Киваю и ему, и самой себе, хотя эта информация никогда мне не понадобится. Где-то на кладбище в Сиэтле, в Лейк Вью, стоит надгробие с моим именем и датой моей смерти. Получается, теперь у меня больше нет прежней фамилии. Для всего остального мира за пределами Харкнессов я мертва. Даже для собственных родителей.
Тревога, страх и отчуждение борются между собой, пока не смешиваются в один отвратительный химический состав.
— Уходи, — снова говорю я, чувствуя, что вот-вот сорвусь. — Уходи из моей комнаты. И не показывайся мне на глаза до того момента, когда мы поедем к Нейту. До тех пор я не хочу тебя видеть.
И Гай действительно больше не сказав ни слова, оставляет меня одну.
* * *
Нейтан Блэквуд, несмотря на свою ужасную долю в детстве, благодаря работе в мафии живёт в одном из лучших районов Сиэтла — на Куин Энн Хилл. Это холм, считающийся самым высоким в городе. На его вершине расположен парк Керри, откуда открывается потрясающий вид на центр Сиэтла, застроенный небоскрёбами, и залив Элиотт. Вдалеке виднеется гора Рейнир. Я знаю, что район разделён на две части — на Верхнюю и Нижнюю. Наверху расположены дорогие рестораны и бутики, а внизу недорогие кафешки и модные магазины. Нейт проживает на Верхней части.
Я вылезаю из автомобиля прежде, чем Гай успеет обойти его и открыть мне дверь. Мне не хочется давать ему шансов пытаться загладить вину своим галантным поведением или чем-либо ещё. Каждый раз глядя на него, я вспоминаю убитых горем родителей, потом и свой план. Так что у меня нет желания как-то ему потакать.

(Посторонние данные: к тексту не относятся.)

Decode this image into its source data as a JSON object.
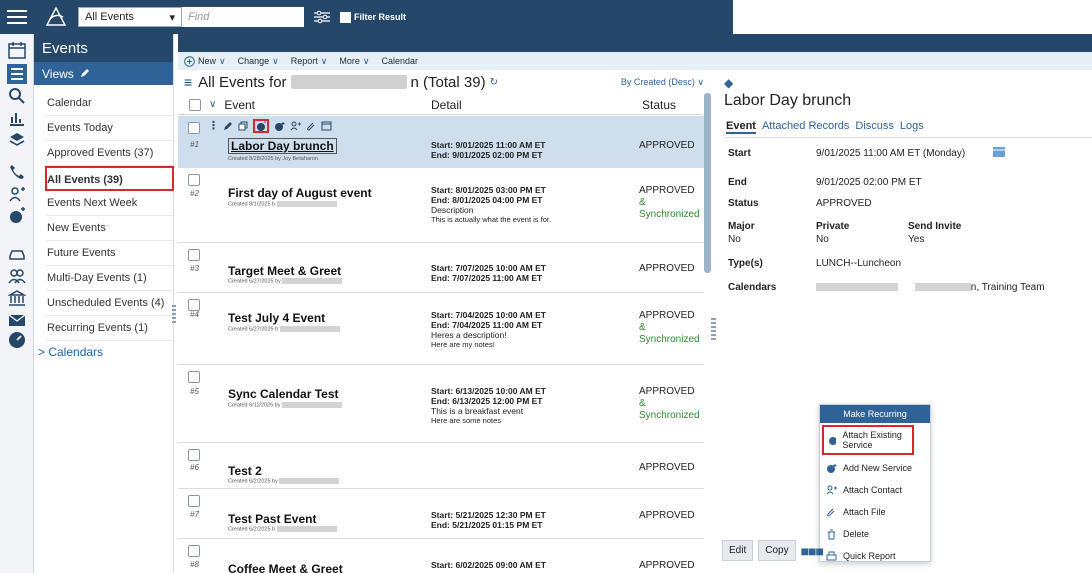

Двухэтажный дом стоит на вершине холма, собирая всеобщее внимание горящими в стенах окнами и весёлыми воплями. Музыка грохочет, вокруг дома столпилась молодёжь. Странно не видеть в такой важный для парочки момент их более взрослых родственников. Но если Нейт однажды уже признавался, что рос в приюте и не имел родителей и близких, у меня всё же остаются вопросы к Монике. Мы проходим по лестнице наверх, входим через открытую дверь в дом.
— О, какие люди! — кричит какой-то парень, едва не грохаясь со второго этажа прямо через перила. — Твою мать, это же Гай Харкнесс!